Fichten reagieren deutlich auf den durch die drei Trockenjahre 2018 bis 2020 hervorgerufenen Wassermangel im Boden. Der Borkenkäfer hat die vorgeschädigten Fichtenbestände besonders stark befallen. Aber auch die Buche, die bisher weniger auffällig war, ist von Hitze- und Trockenstress gezeichnet. Bei der Eiche nimmt der Schädlingsbefall wieder zu. Sogar die Kiefer weist seit 2019 einen zunehmend höheren Schadanteil auf.
Es fehlt Wasser!
„Trotz günstiger Witterung in 2021 ist die Entwicklung des Waldzustands im Jahr 2022 ungewiss“, sagt Dr.
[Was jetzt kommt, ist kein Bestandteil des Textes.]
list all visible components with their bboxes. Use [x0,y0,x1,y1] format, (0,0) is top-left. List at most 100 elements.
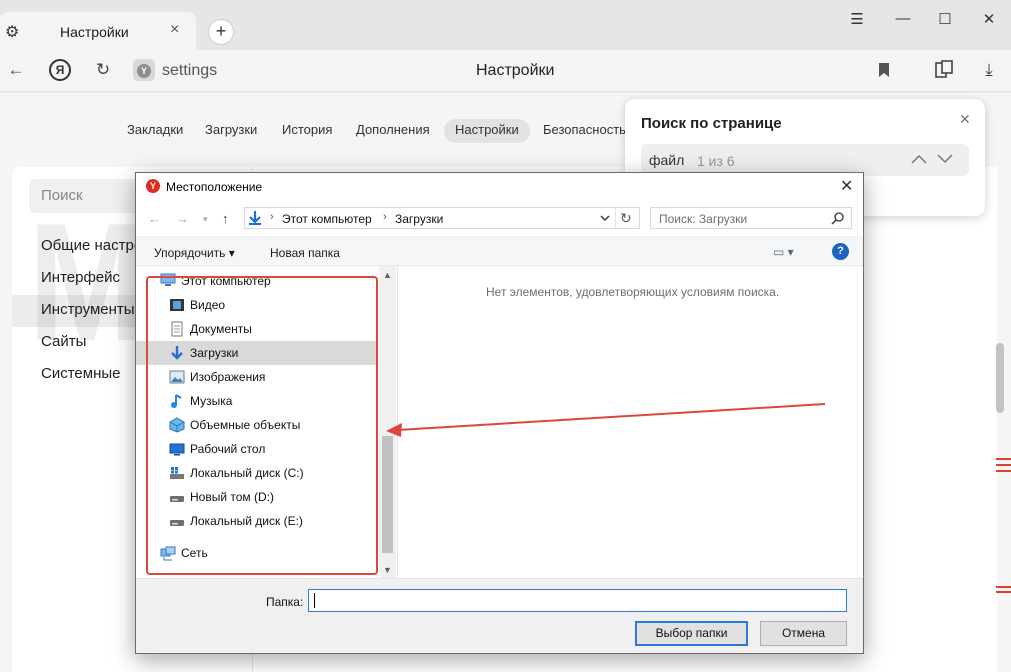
up-icon[interactable]: ↑ [222,211,229,226]
tree-item-3d-objects[interactable]: Объемные объекты [136,413,376,437]
scroll-up-icon[interactable]: ▲ [383,270,392,280]
nav-downloads[interactable]: Загрузки [194,119,268,143]
forward-icon[interactable]: → [176,211,189,226]
scroll-marker [996,586,1011,588]
new-tab-button[interactable]: + [208,19,234,45]
drive-c-icon [170,467,184,479]
dialog-search-placeholder: Поиск: Загрузки [659,212,748,226]
3d-objects-icon [169,417,185,433]
music-icon [171,394,182,408]
tab-title: Настройки [60,24,129,40]
folder-picker-dialog: Y Местоположение ✕ ← → ▾ ↑ › Этот компью… [135,172,864,654]
search-icon [831,212,844,225]
breadcrumb-downloads[interactable]: Загрузки [395,212,443,226]
folder-label: Папка: [266,595,304,609]
gear-icon: ⚙ [5,24,20,41]
nav-extensions[interactable]: Дополнения [345,119,441,143]
organize-button[interactable]: Упорядочить ▾ [154,246,235,260]
browser-app-icon: Y [146,179,160,193]
dialog-search-input[interactable]: Поиск: Загрузки [650,207,852,229]
scroll-marker [996,458,1011,460]
recent-chevron-icon[interactable]: ▾ [203,214,208,225]
back-icon[interactable]: ← [5,60,27,80]
tree-item-drive-d[interactable]: Новый том (D:) [136,485,376,509]
maximize-icon[interactable]: ☐ [935,10,955,28]
collections-icon[interactable] [934,60,954,80]
dialog-titlebar: Y Местоположение ✕ [136,173,863,200]
scroll-down-icon[interactable]: ▼ [383,565,392,575]
find-prev-icon[interactable] [911,153,927,165]
tree-item-this-pc[interactable]: Этот компьютер [136,269,376,293]
settings-tab[interactable]: ⚙ Настройки × [0,12,196,50]
reload-icon[interactable]: ↻ [92,60,114,80]
tree-scrollbar-thumb[interactable] [382,436,393,553]
nav-bookmarks[interactable]: Закладки [116,119,194,143]
tree-item-downloads[interactable]: Загрузки [136,341,376,365]
tree-item-desktop[interactable]: Рабочий стол [136,437,376,461]
find-close-icon[interactable]: ✕ [959,111,971,128]
close-window-icon[interactable]: ✕ [979,10,999,28]
breadcrumb-chevron-icon: › [270,211,274,223]
images-icon [169,370,185,384]
tree-item-music[interactable]: Музыка [136,389,376,413]
nav-history[interactable]: История [271,119,343,143]
find-count: 1 из 6 [697,153,735,169]
dialog-title: Местоположение [166,180,263,194]
divider [615,208,616,228]
address-bar[interactable]: › Этот компьютер › Загрузки ↻ [244,207,640,229]
page-scrollbar[interactable] [996,343,1004,413]
nav-security[interactable]: Безопасность [532,119,637,143]
network-icon [160,546,176,561]
documents-icon [171,321,183,337]
dialog-navigation-row: ← → ▾ ↑ › Этот компьютер › Загрузки ↻ По… [136,200,863,236]
drive-icon [170,496,184,502]
find-next-icon[interactable] [937,153,953,165]
scroll-marker [996,464,1011,466]
tree-item-drive-e[interactable]: Локальный диск (E:) [136,509,376,533]
tab-close-icon[interactable]: × [170,21,179,39]
tree-item-drive-c[interactable]: Локальный диск (C:) [136,461,376,485]
tree-item-network[interactable]: Сеть [136,541,376,565]
browser-toolbar: ← Я ↻ Y settings Настройки ⤓ [0,50,1011,92]
text-caret [314,593,315,608]
computer-icon [160,273,176,286]
breadcrumb-chevron-icon: › [383,211,387,223]
address-bar-url[interactable]: settings [162,62,217,80]
browser-titlebar: ⚙ Настройки × + ☰ — ☐ ✕ [0,0,1011,50]
yandex-logo-icon[interactable]: Я [49,59,71,81]
folder-name-input[interactable] [308,589,847,612]
address-dropdown-icon[interactable] [600,215,610,222]
drive-icon [170,520,184,526]
view-options-icon[interactable]: ▭ ▾ [773,245,794,259]
downloads-icon [171,346,183,360]
minimize-icon[interactable]: — [893,10,913,27]
video-icon [170,299,184,311]
dialog-command-bar: Упорядочить ▾ Новая папка ▭ ▾ ? [136,236,863,266]
scroll-marker [996,470,1011,472]
desktop-icon [169,443,185,456]
site-icon[interactable]: Y [133,59,155,81]
tree-item-images[interactable]: Изображения [136,365,376,389]
find-bar-title: Поиск по странице [641,115,782,132]
nav-settings[interactable]: Настройки [444,119,530,143]
dialog-close-icon[interactable]: ✕ [840,176,853,196]
tree-scrollbar[interactable]: ▲ ▼ [379,266,396,578]
menu-icon[interactable]: ☰ [847,10,867,28]
help-icon[interactable]: ? [832,243,849,260]
select-folder-button[interactable]: Выбор папки [635,621,748,646]
new-folder-button[interactable]: Новая папка [270,246,340,260]
downloads-icon [249,211,261,225]
empty-message: Нет элементов, удовлетворяющих условиям … [486,285,780,299]
find-query: файл [649,152,685,168]
folder-content-pane[interactable]: Нет элементов, удовлетворяющих условиям … [397,266,863,578]
tree-item-videos[interactable]: Видео [136,293,376,317]
refresh-icon[interactable]: ↻ [620,210,632,227]
page-title: Настройки [476,62,555,79]
breadcrumb-this-pc[interactable]: Этот компьютер [282,212,372,226]
bookmark-icon[interactable] [878,62,890,78]
cancel-button[interactable]: Отмена [760,621,847,646]
scroll-marker [996,591,1011,593]
download-icon[interactable]: ⤓ [978,60,1000,80]
back-icon[interactable]: ← [148,211,161,226]
tree-item-documents[interactable]: Документы [136,317,376,341]
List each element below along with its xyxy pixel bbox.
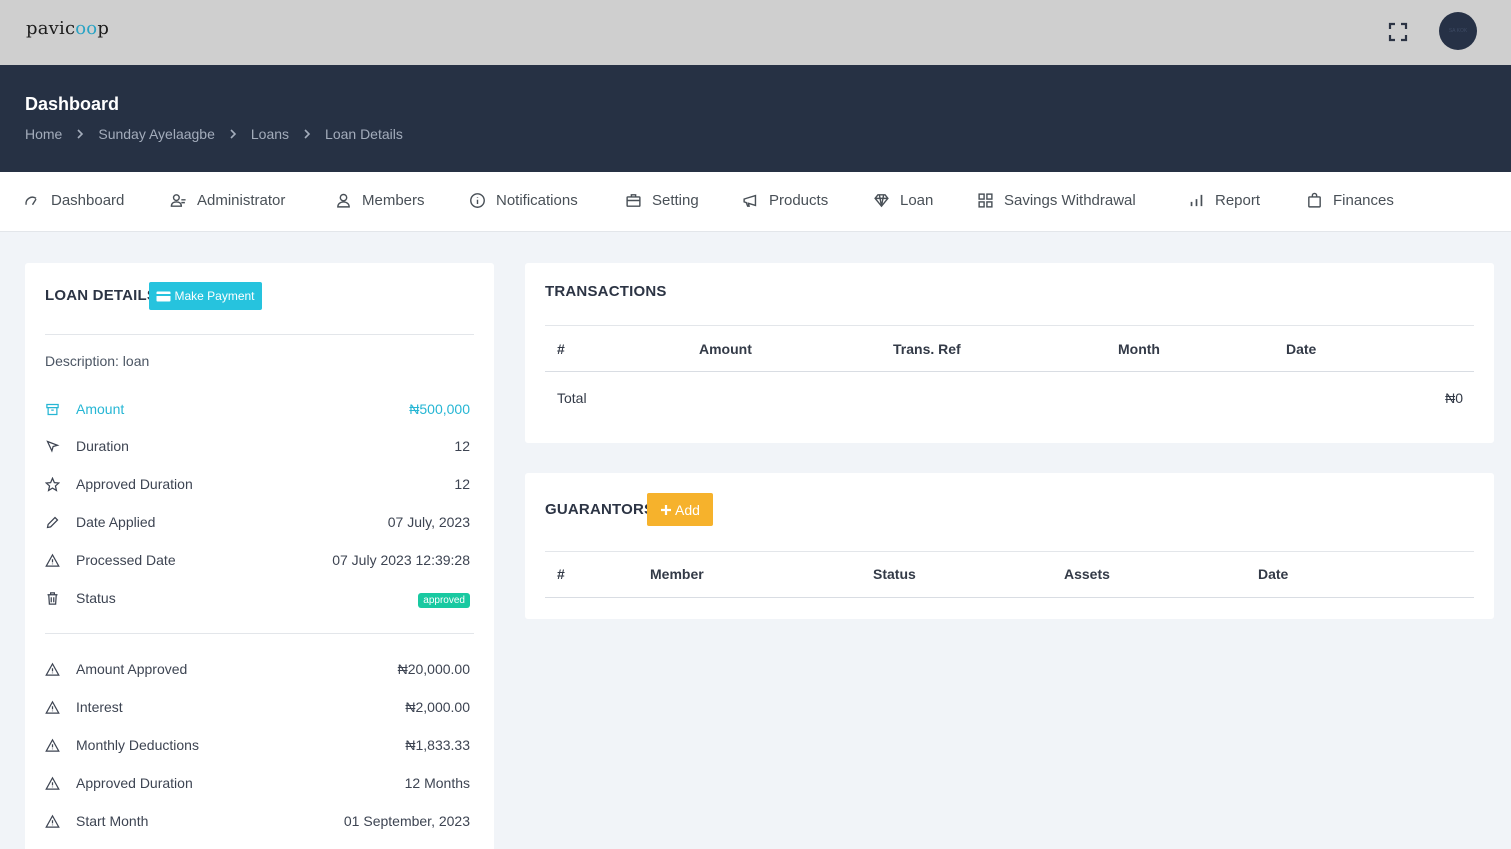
page-title: Dashboard [25,94,120,114]
status-badge: approved [418,593,470,608]
app-logo[interactable]: pavicoop [26,18,109,39]
divider [45,334,474,335]
nav-administrator[interactable]: Administrator [170,192,285,209]
warning-icon [45,814,67,829]
archive-icon [45,402,67,417]
breadcrumb-loans[interactable]: Loans [251,126,289,142]
briefcase-icon [626,194,641,207]
detail-row-amount-approved: Amount Approved ₦20,000.00 [45,659,470,679]
pencil-icon [45,515,67,530]
detail-row-approved-duration: Approved Duration 12 [45,474,470,494]
shopping-bag-icon [1308,192,1321,208]
warning-icon [45,700,67,715]
detail-row-amount: Amount ₦500,000 [45,399,470,419]
breadcrumb-member[interactable]: Sunday Ayelaagbe [98,126,215,142]
grid-icon [978,193,993,208]
detail-row-start-month: Start Month 01 September, 2023 [45,811,470,831]
column-header: Month [1118,341,1160,357]
megaphone-icon [743,194,757,207]
diamond-icon [874,194,889,208]
detail-row-interest: Interest ₦2,000.00 [45,697,470,717]
nav-loan[interactable]: Loan [873,192,933,209]
guarantors-card: GUARANTORS Add # Member Status Assets Da… [525,473,1494,619]
bar-chart-icon [1190,194,1203,207]
column-header: Date [1286,341,1317,357]
user-avatar[interactable]: SA KOK [1439,12,1477,50]
credit-card-icon [156,291,171,301]
plus-icon [661,504,672,515]
users-icon [170,194,186,207]
nav-report[interactable]: Report [1188,192,1260,209]
guarantors-title: GUARANTORS [545,501,655,518]
chevron-right-icon [74,128,86,140]
top-bar: pavicoop SA KOK [0,0,1511,65]
divider [545,371,1474,372]
divider [545,597,1474,598]
column-header: # [557,566,565,582]
warning-icon [45,662,67,677]
nav-members[interactable]: Members [335,192,425,209]
main-nav: Dashboard Administrator Members Notifica… [0,172,1511,232]
warning-icon [45,738,67,753]
transactions-title: TRANSACTIONS [545,283,667,300]
page-header: Dashboard Home Sunday Ayelaagbe Loans Lo… [0,65,1511,172]
nav-products[interactable]: Products [742,192,828,209]
column-header: Trans. Ref [893,341,961,357]
nav-savings-withdrawal[interactable]: Savings Withdrawal [977,192,1136,209]
chevron-right-icon [227,128,239,140]
loan-details-title: LOAN DETAILS [45,287,158,304]
warning-icon [45,553,67,568]
loan-description: Description: loan [45,353,150,369]
nav-dashboard[interactable]: Dashboard [24,192,124,209]
total-label: Total [557,390,587,406]
divider [45,633,474,634]
column-header: Member [650,566,704,582]
add-guarantor-button[interactable]: Add [647,493,713,526]
column-header: Date [1258,566,1289,582]
trash-icon [45,591,67,606]
detail-row-approved-duration-months: Approved Duration 12 Months [45,773,470,793]
transactions-card: TRANSACTIONS # Amount Trans. Ref Month D… [525,263,1494,443]
divider [545,325,1474,326]
nav-setting[interactable]: Setting [625,192,699,209]
divider [545,551,1474,552]
column-header: # [557,341,565,357]
info-icon [470,193,485,208]
breadcrumb: Home Sunday Ayelaagbe Loans Loan Details [25,126,403,142]
detail-row-duration: Duration 12 [45,436,470,456]
breadcrumb-loan-details: Loan Details [325,126,403,142]
detail-row-date-applied: Date Applied 07 July, 2023 [45,512,470,532]
speedometer-icon [25,196,37,206]
detail-row-status: Status approved [45,588,470,608]
column-header: Assets [1064,566,1110,582]
make-payment-button[interactable]: Make Payment [149,282,262,310]
loan-details-card: LOAN DETAILS Make Payment Description: l… [25,263,494,849]
chevron-right-icon [301,128,313,140]
navigation-icon [45,439,67,454]
fullscreen-icon[interactable] [1386,20,1410,44]
detail-row-processed-date: Processed Date 07 July 2023 12:39:28 [45,550,470,570]
detail-row-monthly-deductions: Monthly Deductions ₦1,833.33 [45,735,470,755]
user-icon [337,193,350,208]
nav-finances[interactable]: Finances [1306,192,1394,209]
warning-icon [45,776,67,791]
column-header: Status [873,566,916,582]
breadcrumb-home[interactable]: Home [25,126,62,142]
total-value: ₦0 [1445,390,1463,406]
column-header: Amount [699,341,752,357]
star-icon [45,476,67,492]
nav-notifications[interactable]: Notifications [469,192,578,209]
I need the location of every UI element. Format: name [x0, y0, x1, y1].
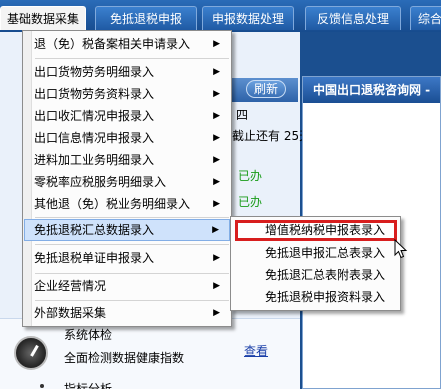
submenu-arrow-icon: ▶	[212, 225, 219, 235]
menu-item-export-goods-detail[interactable]: 出口货物劳务明细录入 ▶	[24, 61, 230, 83]
menu-item-summary-data[interactable]: 免抵退税汇总数据录入 ▶	[24, 219, 230, 241]
menu-separator	[35, 273, 229, 274]
bullet-icon	[40, 384, 44, 388]
status-done-2: 已办	[238, 195, 263, 209]
tab-basic-data[interactable]: 基础数据采集	[0, 6, 86, 30]
menu-item-voucher-declaration[interactable]: 免抵退税单证申报录入 ▶	[24, 247, 230, 269]
basic-data-dropdown-menu: 退（免）税备案相关申请录入 ▶ 出口货物劳务明细录入 ▶ 出口货物劳务资料录入 ▶ 出…	[22, 30, 232, 327]
menu-separator	[35, 300, 229, 301]
menu-item-label: 免抵退税汇总数据录入	[34, 223, 155, 237]
menu-item-processing-trade[interactable]: 进料加工业务明细录入 ▶	[24, 149, 230, 171]
menu-item-filing-application[interactable]: 退（免）税备案相关申请录入 ▶	[24, 33, 230, 55]
status-done-1: 已办	[238, 169, 263, 183]
menu-separator	[35, 244, 229, 245]
system-check-title: 系统体检	[64, 328, 113, 342]
menu-item-external-data[interactable]: 外部数据采集 ▶	[24, 302, 230, 324]
submenu-arrow-icon: ▶	[213, 133, 220, 143]
tab-feedback-processing[interactable]: 反馈信息处理	[305, 6, 401, 30]
menu-separator	[35, 58, 229, 59]
top-menu-bar: 基础数据采集 免抵退税申报 申报数据处理 反馈信息处理 综合	[0, 0, 441, 32]
submenu-arrow-icon: ▶	[213, 177, 220, 187]
submenu-item-vat-return[interactable]: 增值税纳税申报表录入	[235, 220, 397, 241]
gauge-icon	[14, 336, 48, 370]
weekday-text: 四	[236, 108, 249, 122]
submenu-item-summary-schedule[interactable]: 免抵退汇总表附表录入	[235, 265, 397, 286]
submenu-arrow-icon: ▶	[213, 199, 220, 209]
menu-item-label: 其他退（免）税业务明细录入	[34, 197, 191, 211]
submenu-arrow-icon: ▶	[213, 281, 220, 291]
submenu-item-declaration-summary[interactable]: 免抵退申报汇总表录入	[235, 243, 397, 264]
submenu-arrow-icon: ▶	[213, 308, 220, 318]
menu-item-label: 零税率应税服务明细录入	[34, 175, 167, 189]
menu-item-label: 外部数据采集	[34, 306, 107, 320]
refresh-button[interactable]: 刷新	[246, 80, 286, 98]
menu-item-zero-rate-service[interactable]: 零税率应税服务明细录入 ▶	[24, 171, 230, 193]
tab-declaration-processing[interactable]: 申报数据处理	[202, 6, 294, 30]
deadline-text: 截止还有 25天	[232, 129, 312, 143]
menu-item-export-info[interactable]: 出口信息情况申报录入 ▶	[24, 127, 230, 149]
menu-item-label: 退（免）税备案相关申请录入	[34, 37, 191, 51]
news-panel-title[interactable]: 中国出口退税咨询网 -	[303, 77, 440, 103]
menu-item-label: 免抵退税单证申报录入	[34, 251, 155, 265]
mouse-cursor-icon	[394, 239, 408, 259]
menu-item-label: 进料加工业务明细录入	[34, 153, 155, 167]
submenu-arrow-icon: ▶	[213, 111, 220, 121]
submenu-arrow-icon: ▶	[213, 89, 220, 99]
menu-item-label: 出口货物劳务明细录入	[34, 65, 155, 79]
menu-item-label: 出口货物劳务资料录入	[34, 87, 155, 101]
submenu-arrow-icon: ▶	[213, 39, 220, 49]
submenu-item-declaration-materials[interactable]: 免抵退税申报资料录入	[235, 287, 397, 308]
submenu-arrow-icon: ▶	[213, 155, 220, 165]
menu-item-other-business[interactable]: 其他退（免）税业务明细录入 ▶	[24, 193, 230, 215]
view-link[interactable]: 查看	[244, 342, 268, 359]
menu-item-export-collection[interactable]: 出口收汇情况申报录入 ▶	[24, 105, 230, 127]
tab-comprehensive[interactable]: 综合	[410, 6, 441, 30]
menu-item-business-status[interactable]: 企业经营情况 ▶	[24, 275, 230, 297]
summary-data-submenu: 增值税纳税申报表录入 免抵退申报汇总表录入 免抵退汇总表附表录入 免抵退税申报资…	[230, 216, 401, 311]
indicator-analysis-title: 指标分析	[64, 382, 113, 389]
menu-item-label: 企业经营情况	[34, 279, 107, 293]
tab-exemption-declaration[interactable]: 免抵退税申报	[95, 6, 197, 30]
menu-item-label: 出口收汇情况申报录入	[34, 109, 155, 123]
submenu-arrow-icon: ▶	[213, 67, 220, 77]
menu-separator	[35, 217, 229, 218]
menu-item-label: 出口信息情况申报录入	[34, 131, 155, 145]
submenu-arrow-icon: ▶	[213, 253, 220, 263]
menu-item-export-goods-info[interactable]: 出口货物劳务资料录入 ▶	[24, 83, 230, 105]
system-check-description: 全面检测数据健康指数	[64, 351, 185, 365]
Nicole Wellbrock vom Thünen-Institut in Eberswalde. „Der Bodenwasserspeicher hat sich auch 2021 in einigen Regionen Deutschlands nicht vollständig aufgefüllt.“ Durch weitere Schadholzmengen infolge der Winterstürme im Februar 2022 vermutet die Expertin keine Verbesserung beim Schaderregerbefall, besonders durch Borkenkäfer.
Ein Jahr ohne Dürre und Stürme reicht zur Erholung der Wälder nicht aus, teilte die Schutzgemeinschaft Deutscher Wald (SDW) mit. Auf mindestens 277 000 ha sind bundesweit die Wälder so schwer geschädigt, dass sie ihre ökologische und wirtschaftliche Funktion nicht mehr erfüllen können. Neueste Satellitendaten gehen sogar von Baumverlusten auf mehr als 500 000 ha aus, das entspricht fast 5 % der Waldfläche, heißt es in der Mitteilung.
Aus Sicht der SDW ist es dringend nötig,
- die Wälder schnell in arten- und strukturreiche Mischwälder mit standortgerechten Baumarten und angepassten Wildbeständen zu entwickeln,
- die Naturverjüngung in ehemaligen Reinbeständen durch Pflanzung zu ergänzen und so zu mischen,
- bestehende Wälder zu stabilisieren und deren Widerstandsfähigkeit gegenüber Trockenheit zu erhöhen. Das ist unter anderem durch regelmäßige Durchforstungen möglich.